Profª. Me. Selma Marques da Silva Fávaro
Revisora
selma.favaro@fatec.sp.gov.br

 

O palmito em conserva é característico do Brasil. Porém, já esteve relacionado a casos de botulismo, grave intoxicação alimentar provocada pela bactéria Clostridium botulinum. A investigação sanitária, a partir desses casos, apontou falhas no processo de produção da conserva, encontrando um grande número de produtos de origem clandestina e sem critérios de controle de segurança e qualidade.

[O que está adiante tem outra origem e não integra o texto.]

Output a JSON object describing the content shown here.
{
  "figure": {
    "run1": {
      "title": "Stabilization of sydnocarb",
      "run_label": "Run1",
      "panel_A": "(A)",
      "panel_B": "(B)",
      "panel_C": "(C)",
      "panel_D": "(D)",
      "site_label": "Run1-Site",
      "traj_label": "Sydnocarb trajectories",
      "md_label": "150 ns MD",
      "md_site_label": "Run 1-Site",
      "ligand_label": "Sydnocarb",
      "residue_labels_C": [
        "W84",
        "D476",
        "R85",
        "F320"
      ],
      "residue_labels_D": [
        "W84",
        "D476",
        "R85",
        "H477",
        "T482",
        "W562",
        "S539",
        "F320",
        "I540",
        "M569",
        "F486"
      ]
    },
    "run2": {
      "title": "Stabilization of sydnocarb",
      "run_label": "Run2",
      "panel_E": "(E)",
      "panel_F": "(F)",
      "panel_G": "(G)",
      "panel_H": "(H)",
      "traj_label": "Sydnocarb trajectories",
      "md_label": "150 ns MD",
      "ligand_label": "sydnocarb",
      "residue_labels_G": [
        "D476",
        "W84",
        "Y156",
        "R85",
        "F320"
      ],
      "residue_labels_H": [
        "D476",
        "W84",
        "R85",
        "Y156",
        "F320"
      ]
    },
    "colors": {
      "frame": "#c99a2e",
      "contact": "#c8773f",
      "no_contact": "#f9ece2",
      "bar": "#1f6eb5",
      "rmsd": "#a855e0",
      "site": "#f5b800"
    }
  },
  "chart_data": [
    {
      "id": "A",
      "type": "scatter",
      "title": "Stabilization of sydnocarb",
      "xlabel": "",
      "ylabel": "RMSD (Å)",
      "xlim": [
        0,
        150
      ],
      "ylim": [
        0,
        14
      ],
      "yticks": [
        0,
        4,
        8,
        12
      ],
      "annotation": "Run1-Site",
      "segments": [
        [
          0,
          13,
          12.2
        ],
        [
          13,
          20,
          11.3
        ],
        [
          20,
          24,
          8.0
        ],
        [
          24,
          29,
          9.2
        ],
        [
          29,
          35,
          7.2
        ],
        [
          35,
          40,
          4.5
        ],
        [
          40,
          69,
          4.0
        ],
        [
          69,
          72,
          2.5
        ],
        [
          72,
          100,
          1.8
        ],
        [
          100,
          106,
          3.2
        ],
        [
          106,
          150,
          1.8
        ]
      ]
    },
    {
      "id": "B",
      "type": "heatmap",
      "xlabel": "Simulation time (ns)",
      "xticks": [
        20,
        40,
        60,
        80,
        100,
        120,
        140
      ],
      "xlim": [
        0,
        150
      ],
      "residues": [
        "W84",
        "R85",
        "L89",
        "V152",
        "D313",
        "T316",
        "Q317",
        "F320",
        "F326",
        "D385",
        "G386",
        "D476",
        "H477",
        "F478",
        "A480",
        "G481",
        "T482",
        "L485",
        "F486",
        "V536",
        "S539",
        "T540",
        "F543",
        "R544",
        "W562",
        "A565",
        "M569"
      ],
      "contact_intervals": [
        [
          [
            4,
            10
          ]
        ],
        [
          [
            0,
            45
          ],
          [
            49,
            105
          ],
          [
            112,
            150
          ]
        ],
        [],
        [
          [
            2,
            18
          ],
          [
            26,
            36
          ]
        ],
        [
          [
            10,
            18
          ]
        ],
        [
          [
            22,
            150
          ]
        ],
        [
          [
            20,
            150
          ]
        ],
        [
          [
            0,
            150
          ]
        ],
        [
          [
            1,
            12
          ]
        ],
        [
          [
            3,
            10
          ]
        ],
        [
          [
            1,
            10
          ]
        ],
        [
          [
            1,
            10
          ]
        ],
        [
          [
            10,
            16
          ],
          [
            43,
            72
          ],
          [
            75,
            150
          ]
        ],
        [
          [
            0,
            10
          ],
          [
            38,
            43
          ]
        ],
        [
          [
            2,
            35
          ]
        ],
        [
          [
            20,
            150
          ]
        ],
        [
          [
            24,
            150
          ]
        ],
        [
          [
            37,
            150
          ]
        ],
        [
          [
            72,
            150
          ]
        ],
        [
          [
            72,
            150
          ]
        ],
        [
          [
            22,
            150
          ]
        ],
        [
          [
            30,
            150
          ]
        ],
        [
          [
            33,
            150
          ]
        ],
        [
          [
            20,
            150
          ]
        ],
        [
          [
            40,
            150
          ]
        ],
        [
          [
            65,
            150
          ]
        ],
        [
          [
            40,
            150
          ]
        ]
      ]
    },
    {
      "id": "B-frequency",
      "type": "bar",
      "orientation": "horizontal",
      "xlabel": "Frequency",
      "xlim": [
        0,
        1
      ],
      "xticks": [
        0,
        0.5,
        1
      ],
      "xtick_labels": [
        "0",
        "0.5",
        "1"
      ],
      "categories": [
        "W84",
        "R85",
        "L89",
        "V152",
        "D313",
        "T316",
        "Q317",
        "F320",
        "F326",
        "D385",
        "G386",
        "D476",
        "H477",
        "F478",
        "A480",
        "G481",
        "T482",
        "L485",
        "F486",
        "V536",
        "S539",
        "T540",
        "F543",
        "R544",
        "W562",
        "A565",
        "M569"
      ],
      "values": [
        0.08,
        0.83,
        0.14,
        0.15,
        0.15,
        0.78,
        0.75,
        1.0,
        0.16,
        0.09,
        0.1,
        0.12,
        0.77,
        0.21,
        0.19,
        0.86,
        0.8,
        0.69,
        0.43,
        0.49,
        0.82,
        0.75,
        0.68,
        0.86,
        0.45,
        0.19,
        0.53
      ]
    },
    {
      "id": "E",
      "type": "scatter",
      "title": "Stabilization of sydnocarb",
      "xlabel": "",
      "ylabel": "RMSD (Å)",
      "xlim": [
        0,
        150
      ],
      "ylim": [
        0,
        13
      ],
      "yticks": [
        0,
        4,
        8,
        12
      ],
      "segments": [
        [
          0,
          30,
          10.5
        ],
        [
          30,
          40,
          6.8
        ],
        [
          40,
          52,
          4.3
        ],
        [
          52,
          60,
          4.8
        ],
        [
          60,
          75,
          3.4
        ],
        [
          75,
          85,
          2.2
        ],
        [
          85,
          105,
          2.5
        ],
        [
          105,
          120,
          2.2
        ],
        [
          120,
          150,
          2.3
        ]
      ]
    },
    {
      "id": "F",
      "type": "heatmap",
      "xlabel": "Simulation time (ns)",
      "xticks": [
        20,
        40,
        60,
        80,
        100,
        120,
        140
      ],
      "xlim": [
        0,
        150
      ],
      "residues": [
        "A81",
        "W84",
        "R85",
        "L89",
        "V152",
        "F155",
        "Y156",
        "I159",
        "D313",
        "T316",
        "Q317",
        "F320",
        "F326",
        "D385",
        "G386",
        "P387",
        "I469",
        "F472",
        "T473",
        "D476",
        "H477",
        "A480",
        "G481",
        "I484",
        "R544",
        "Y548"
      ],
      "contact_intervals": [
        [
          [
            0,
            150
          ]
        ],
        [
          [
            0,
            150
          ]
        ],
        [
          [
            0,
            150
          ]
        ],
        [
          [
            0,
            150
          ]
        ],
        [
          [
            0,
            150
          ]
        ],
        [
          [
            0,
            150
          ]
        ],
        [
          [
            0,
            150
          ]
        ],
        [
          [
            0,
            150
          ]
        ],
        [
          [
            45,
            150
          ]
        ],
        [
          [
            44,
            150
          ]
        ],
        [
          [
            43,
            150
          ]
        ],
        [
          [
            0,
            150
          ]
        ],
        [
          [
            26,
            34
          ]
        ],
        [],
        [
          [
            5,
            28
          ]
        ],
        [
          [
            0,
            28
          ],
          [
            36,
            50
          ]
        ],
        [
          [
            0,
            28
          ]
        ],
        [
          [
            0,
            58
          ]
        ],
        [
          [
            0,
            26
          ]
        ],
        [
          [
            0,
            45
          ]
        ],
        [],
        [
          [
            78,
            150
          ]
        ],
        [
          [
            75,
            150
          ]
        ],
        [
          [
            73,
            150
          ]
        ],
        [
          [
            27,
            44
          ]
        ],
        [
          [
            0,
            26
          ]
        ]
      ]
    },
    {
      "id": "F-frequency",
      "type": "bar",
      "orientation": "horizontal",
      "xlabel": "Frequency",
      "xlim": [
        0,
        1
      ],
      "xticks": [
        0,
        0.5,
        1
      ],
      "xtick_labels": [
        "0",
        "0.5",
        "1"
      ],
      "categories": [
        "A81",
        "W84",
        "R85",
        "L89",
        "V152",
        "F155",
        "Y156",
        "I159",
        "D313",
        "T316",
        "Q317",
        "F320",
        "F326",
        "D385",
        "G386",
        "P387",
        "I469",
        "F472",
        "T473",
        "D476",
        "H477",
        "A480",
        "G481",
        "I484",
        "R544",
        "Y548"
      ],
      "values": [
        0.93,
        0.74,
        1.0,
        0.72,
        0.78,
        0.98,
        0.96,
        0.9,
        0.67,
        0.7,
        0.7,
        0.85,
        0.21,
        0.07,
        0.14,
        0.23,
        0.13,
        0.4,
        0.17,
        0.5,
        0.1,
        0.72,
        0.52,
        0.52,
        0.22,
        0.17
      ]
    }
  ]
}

Dessa forma, em 1999, a ANVISA estabeleceu regras específicas de qualidade e de boas práticas de fabricação para o palmito em conserva, criando a Resolução RDC n. 17 de 19 de novembro de 1999. Além disso, realizou inspeção nas indústrias do produto, que resultou no fechamento de diversas empresas que não apresentavam condições satisfatórias para a sua fabricação.

O regulamento técnico que fixa o padrão de identidade e qualidade desse produto define-o como: “Produzido a partir da parte comestível de palmeiras sadias de espécies próprias para consumo humano, das quais tenham sido removidas as partes fibrosas através de descascamento e corte, imerso em água (líquido de cobertura), especiarias e outros ingredientes, processado (acidificado e pasteurizado pelo calor) de maneira apropriada para que o produto esteja isento de formas viáveis de microrganismos capazes de se reproduzir no alimento sob condições normais de armazenamento, distribuição e comercialização, e embalado hermeticamente, evitando a entrada de microrganismos e garantindo a esterilidade do produto. Entende-se por porção comestível a gema apical da palmeira e as regiões acima e abaixo dessa, correspondendo respectivamente às folhas macias em crescimento (caracterizadas por estrutura heterogênea) e aos tecidos macios do estipe (caracterizados por estrutura homogênea).”

O regulamento também descreve que a acidificação artificial de alimentos é o processo de adicionar ácidos a alimentos com pH natural alto para a sua conservação (o pH máximo permitido é 4,5) e inibição de microorganismos quando preparados em conservas. Além disso, menciona que o lote é uma quantidade de produtos produzidos sob condições homogêneas, em um determinado intervalo de tempo, com a mesma matéria-prima, ingredientes e aditivos; no caso do palmito, o intervalo de tempo é de oito horas de produção.

Em sua conserva, é obrigatório o registro, número atribuído ao produto processado industrialmente, expedido por órgão competente da vigilância sanitária destinado a comprovar o direito de sua fabricação submetido às normas legais e regulamentares. A conserva de palmito tem um período que é descrito como Quarentena, de no mínimo 14 dias, contados a partir do dia seguinte à pasteurização do produto, destinado à verificação de problemas e anormalidades por meio de testes de qualidade.

As análises obrigatórias do produto após o período de quarentena do lote, do ponto de vista de segurança alimentar, são: avaliação da integridade hermética dos recipientes; da resistência da termossoldagem à tração, no caso de embalagens flexíveis; medição do vácuo dos recipientes de vidro e metálicos; e pH medido por potenciômetro no produto homogeneizado.

A resolução RDC nº 81, de 14 de abril de 2003, complementa a Resolução de 1999, dispondo sobre a obrigatoriedade de identificação do fabricante do produto, litografada na parte lateral da tampa metálica da embalagem de vidro e elaboração, implementação e manutenção de Procedimentos Operacionais Padronizados (POPs) para acidificação e tratamento térmico.

Dessa forma, os consumidores poderão obter um alimento de qualidade e seguro do ponto de vista microbiológico.